We often grumble about how much time we fritter away surfing the internet or reading blogs (yes, like this one). Our minds are distracted, lured by words and pictures meaningful to us. We click on news feeds, writerly sites and online bookstores. Is this wasted time or research? A little of both, I suspect.
For me, these tangents have inspired more than one story idea or plot twist. As I write this, my inbox shows ten emails from myself, chock full of gems forwarded from news apps or Twitter feeds.
I find the BBC News feed fascinating. In addition to the expected categories, Top News, Business, The World, they run a Features and Analysis section with essays and articles on literature or cultures or lifestyles. Especially enlightening is the “10 things we didn’t know last week” column.
Maybe you’re writing historical fiction set in fifteenth-century Britain and come across this:
“Richard III buried in hastily dug untidy grave." Hmmm, a story from the gravedigger's perspective sounds good to me!
|Richard III - credit The Independent|
I'm a newbie to Twitter, but follow a few groups, such as Random House, LittleBrown, NY Review of Books, Writer’s Digest and Publisher’s Weekly.

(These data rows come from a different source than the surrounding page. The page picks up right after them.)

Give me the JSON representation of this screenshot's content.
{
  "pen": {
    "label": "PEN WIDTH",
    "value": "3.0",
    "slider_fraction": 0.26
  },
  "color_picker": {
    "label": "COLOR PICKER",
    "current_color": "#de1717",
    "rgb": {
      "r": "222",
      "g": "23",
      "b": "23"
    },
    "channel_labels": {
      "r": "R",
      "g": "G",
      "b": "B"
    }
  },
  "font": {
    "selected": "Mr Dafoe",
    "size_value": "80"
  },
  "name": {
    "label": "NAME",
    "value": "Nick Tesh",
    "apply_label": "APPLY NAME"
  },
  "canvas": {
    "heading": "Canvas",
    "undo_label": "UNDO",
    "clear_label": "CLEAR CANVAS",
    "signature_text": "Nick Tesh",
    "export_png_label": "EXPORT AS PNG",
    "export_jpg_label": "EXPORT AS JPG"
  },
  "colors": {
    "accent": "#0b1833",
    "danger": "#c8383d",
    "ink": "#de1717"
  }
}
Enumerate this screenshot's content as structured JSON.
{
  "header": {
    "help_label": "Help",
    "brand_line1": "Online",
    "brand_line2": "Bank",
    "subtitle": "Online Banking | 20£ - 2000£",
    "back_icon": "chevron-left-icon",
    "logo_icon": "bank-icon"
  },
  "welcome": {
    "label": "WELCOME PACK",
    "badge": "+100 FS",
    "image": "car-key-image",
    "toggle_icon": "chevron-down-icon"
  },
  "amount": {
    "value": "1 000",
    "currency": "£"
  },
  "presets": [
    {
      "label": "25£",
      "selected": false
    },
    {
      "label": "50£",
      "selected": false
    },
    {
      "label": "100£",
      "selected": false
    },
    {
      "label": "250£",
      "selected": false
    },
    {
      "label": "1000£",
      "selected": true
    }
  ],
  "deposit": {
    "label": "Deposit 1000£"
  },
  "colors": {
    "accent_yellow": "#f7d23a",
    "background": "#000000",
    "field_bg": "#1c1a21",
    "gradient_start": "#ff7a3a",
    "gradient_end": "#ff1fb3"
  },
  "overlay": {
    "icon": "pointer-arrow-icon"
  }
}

Looking for the best new books from PW?
How about an inspiring story about a Walmart employee in California who found a spiral-bound notebook containing almost two hundred handwritten rules in the parking lot. He decided to track down its owner after reading rule no. 154: “Protect this rule book.” Now Simon & Schuster is publishing the book, written by ten-year-old Isabelle Busath and eight-year-old Isabella Thordsen.
For all things literary, visit Literary Traveler. The top ribbon offers Articles, Tours, Travel, Gear, Hotels and, of course, Books. How about a tour of Thomas Hardy’s Dorset? Or a stay at this cool hotel?
You might want to learn about (or visit) Britain’s The George, a famous literary pub that may or may not have served Chaucer, Shakespeare and Dickens.
Or read the review of author Pete Brown's Shakespeare’s Pub: A Barstool History of London as Seen Through the Windows of Its Oldest Pub—The George Inn (St. Martin’s Press).
Interested in H.G. Wells, spacetime, cosmic clocks, and timeless truths? Although I’m not a big sci-fi reader, time travel has always fascinated me (Niffenegger’s The Time Traveler’s Wife anyone?). Perhaps if you’re going to tackle this in your plot, you might want to read a new book by theoretical physicist Lee Smolin about time and space: Time Reborn: From the Crisis in Physics to the Future of the Universe (Houghton Mifflin Harcourt).
Writer’s Digest runs a column “Seven things I’ve learned so far,” featuring guest authors. And I always learn something from author Brian Klems’ The Writer’s Dig.
And this post on writing historical fiction is a must-read for anyone about to embark on writing in that genre. The essayist is the Susan Sherman, author of The Little Russian, a book that I can’t wait to read.
What online treats have you found? Please share!